Il convient de prévoir, dans un souci de bonne gestion du dossier, que la durée de ce sursis à statuer est fixée à un an à compter du prononcé du présent jugement, soit jusqu’au 12 mai 2026, et qu’à la survenance de l’évènement ayant motivé le sursis à statuer – dont il appartiendra aux parties d’aviser le greffe – ou en tout état de cause à l’issue de ce délai d’un an l’instance sera poursuivie à l’initiative des parties ou à la diligence du juge.

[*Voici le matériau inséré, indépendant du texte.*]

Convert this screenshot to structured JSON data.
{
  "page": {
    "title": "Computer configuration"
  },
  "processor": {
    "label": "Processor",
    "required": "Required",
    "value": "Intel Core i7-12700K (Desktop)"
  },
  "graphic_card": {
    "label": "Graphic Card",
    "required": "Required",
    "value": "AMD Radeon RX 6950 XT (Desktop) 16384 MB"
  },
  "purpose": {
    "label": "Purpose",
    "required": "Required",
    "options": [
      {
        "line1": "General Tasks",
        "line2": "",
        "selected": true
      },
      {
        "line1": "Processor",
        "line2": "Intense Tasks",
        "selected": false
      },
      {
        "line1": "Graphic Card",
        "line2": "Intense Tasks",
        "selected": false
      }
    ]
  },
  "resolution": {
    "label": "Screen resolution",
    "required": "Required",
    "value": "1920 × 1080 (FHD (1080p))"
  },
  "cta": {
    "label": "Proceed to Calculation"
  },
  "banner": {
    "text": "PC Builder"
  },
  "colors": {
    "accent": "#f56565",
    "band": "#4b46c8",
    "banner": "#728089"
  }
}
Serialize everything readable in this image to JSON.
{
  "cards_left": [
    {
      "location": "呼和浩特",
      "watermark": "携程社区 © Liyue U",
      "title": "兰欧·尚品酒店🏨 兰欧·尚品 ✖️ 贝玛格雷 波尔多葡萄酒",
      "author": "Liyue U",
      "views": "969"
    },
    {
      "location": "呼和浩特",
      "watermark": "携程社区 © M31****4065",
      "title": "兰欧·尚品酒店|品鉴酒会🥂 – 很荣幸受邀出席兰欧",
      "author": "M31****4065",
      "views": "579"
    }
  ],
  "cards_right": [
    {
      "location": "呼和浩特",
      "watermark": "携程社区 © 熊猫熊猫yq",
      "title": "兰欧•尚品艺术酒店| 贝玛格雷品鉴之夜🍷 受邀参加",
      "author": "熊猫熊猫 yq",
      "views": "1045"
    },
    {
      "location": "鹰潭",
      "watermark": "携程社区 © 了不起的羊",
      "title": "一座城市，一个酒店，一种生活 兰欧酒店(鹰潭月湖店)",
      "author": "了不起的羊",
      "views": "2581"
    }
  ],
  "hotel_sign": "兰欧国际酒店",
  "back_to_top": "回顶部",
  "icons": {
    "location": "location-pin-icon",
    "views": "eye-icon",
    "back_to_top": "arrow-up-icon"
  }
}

Les dépens et l’ensemble des demandes seront réservés
PAR CES MOTIFS,
Le juge des contentieux de la protection, statuant après débats en audience publique par mise à disposition au greffe, par jugement contradictoire, et avant-dire-droit ;
REJETTE l’exception de procédure soulevée par la S.A.S. FINANCIERE INDUSTRIELLE COMMERCIALE ET IMMOBILIÈRE – SOFICI et tirée de l’incompétence matérielle de la juridiction saisie ;
SURSEOIT à statuer dans le présent litige dans l’attente que le tribunal des activités économiques de Paris se prononce sur l’action dont l’a saisie la S.A.S. FINANCIERE INDUSTRIELLE COMMERCIALE ET IMMOBILIÈRE – SOFICI par assignation signifiée le 12 novembre 2024 à l’encontre de la S.A.S. OCP CLUB 1660 tendant notamment au prononcé de la nullité de l’acte de vente du 5 juillet 2023 (affaire RG n°2025001340) ;
DIT que la durée de ce sursis à statuer est fixée à un an à compter du prononcé du présent jugement, soit jusqu’au 12 mai 2026 ;
DIT qu’il appartiendra le cas échéant aux parties d’aviser le greffe du pôle civil de proximité du tribunal judiciaire de Paris, service du contentieux général, si l’évènement ayant motivé le sursis à statuer survenait d’ici le 12 mai 2026 ;
DIT qu’à la survenance de l’évènement ayant motivé le sursis à statuer, ou en tout état de cause à l’issue de ce délai d’un an, l’instance sera poursuivie à l’initiative des parties ou à la diligence du juge ;
RÉSERVE les dépens et l’ensemble des demandes.
Ainsi jugé et prononcé par mise à disposition les jour, mois et an susdits par la Présidente et la Greffière susnommées.